My journey

In April 2004 I found myself in an Army hospital with the diagnosis of bacterial meningitis. My husband had to be called back from Fort Hood as he was in the process of being deployed to Afghanistan. My family was told I would not make it thru the night. Well I by the Grace of God I am still here. I had to learn how to walk all over again I was told that the meningitis had exacerbated my diabetic neuropathy. So now I had to deal with the nerve pain which before was minor if any. I was placed on several pain medications and I promptly did away with most of them except for one. It would take me several years before I could manage to get off that one.

I started experiencing pain and weakness in my hands, pain in my back, and could not walk without experiencing generalized pain. Saw neurologists (yes more than one), various specialist but I felt like no one really believed me. I started falling which caused torn ligaments in my legs, torn meniscus, and finally I managed to fracture my ankle and required surgery to fix it. In between all this I also had back surgery.

I decided no more doctors and I would push through all this pain and do what I needed to do. I worked from home as a case manager so I decided I would just be thankful I didn’t have to walk anywhere. I was walking with a walker and felt I would take my time and just get stronger.

After thirteen years my job ended and I started looking for another job. My mother became very ill during this time and after many months she passed away. I was using a wheelchair because I could not walk for any length of time but I stayed at my mother’s bedside regardless of the fatigue or pain. So now I was left with my father who has severe dementia but with the help of my husband I am able to bring him home almost daily. It is because of him that I decided it is time to find out what the heck is wrong with me.

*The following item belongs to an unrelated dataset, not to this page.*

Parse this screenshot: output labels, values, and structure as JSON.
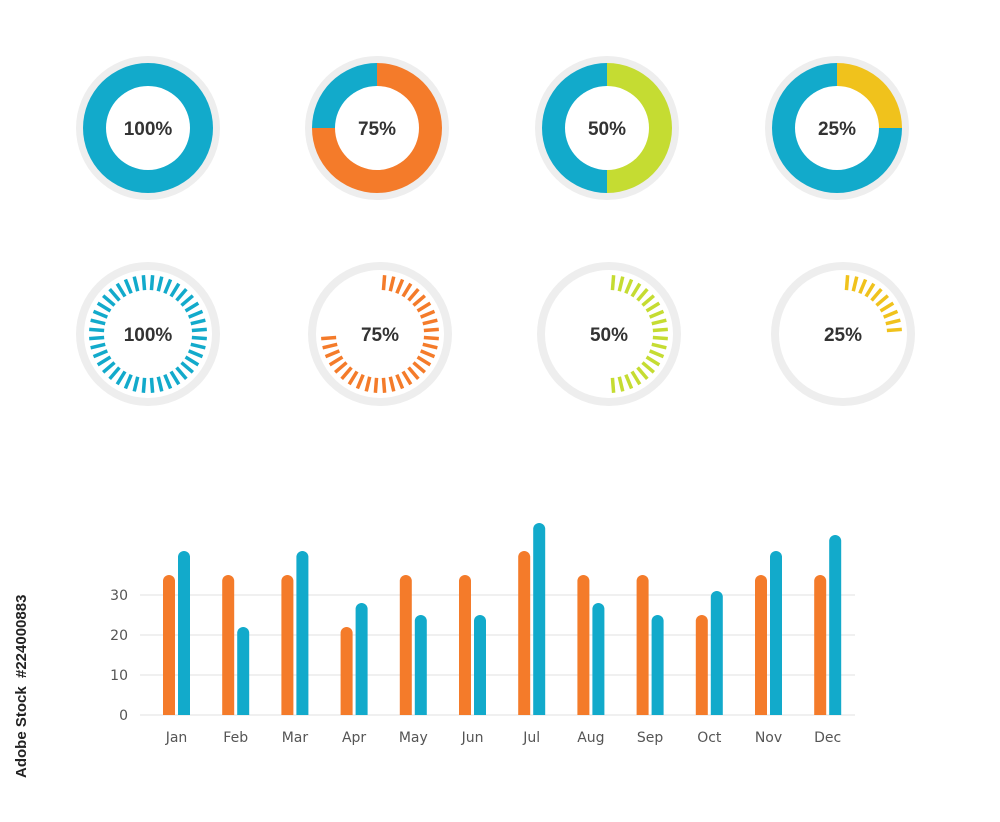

I had just changed pimary care providers and requested to see a neurologist. I personally thought I had MS. After much testing the neurologist told me I had CIDP. She told me I needed a lumbar puncture but that every other test pointed to this disease. My first response was to comment to my husband “leave it to me to get a very rare disease.”

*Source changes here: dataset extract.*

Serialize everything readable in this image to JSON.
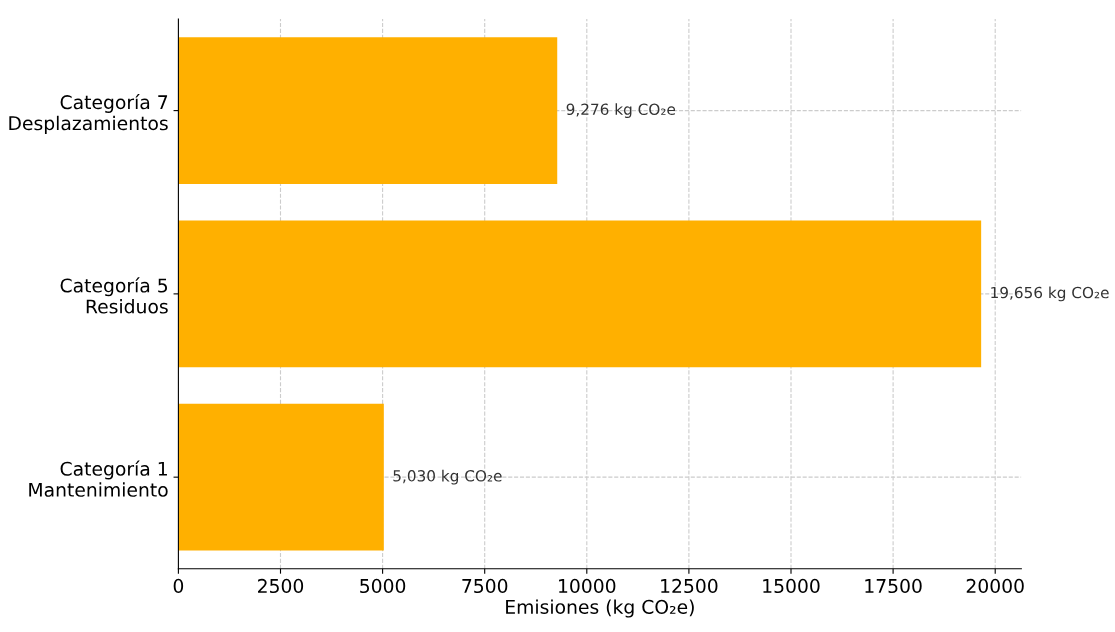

I am still wondering how I can keep active in my father’s life. I had modified my car only to find out later that my hand was too weak to handle the controls. I haven’t started treatment because they didn’t run the protein on my lumbar puncture. I just repeated the lumbar puncture and Monday the neurologist will let me know what comes next. The neurologist is knowledgeable in this disease however he says I also have a syrinx of the spine, severe diabetic neuropathy and of course CIDP. It will make for an interesting case.

I am always in pain and fatigue easily. I am allergic/sensitive to most pain medications so I take Advil or Tylenol which does nothing for this pain.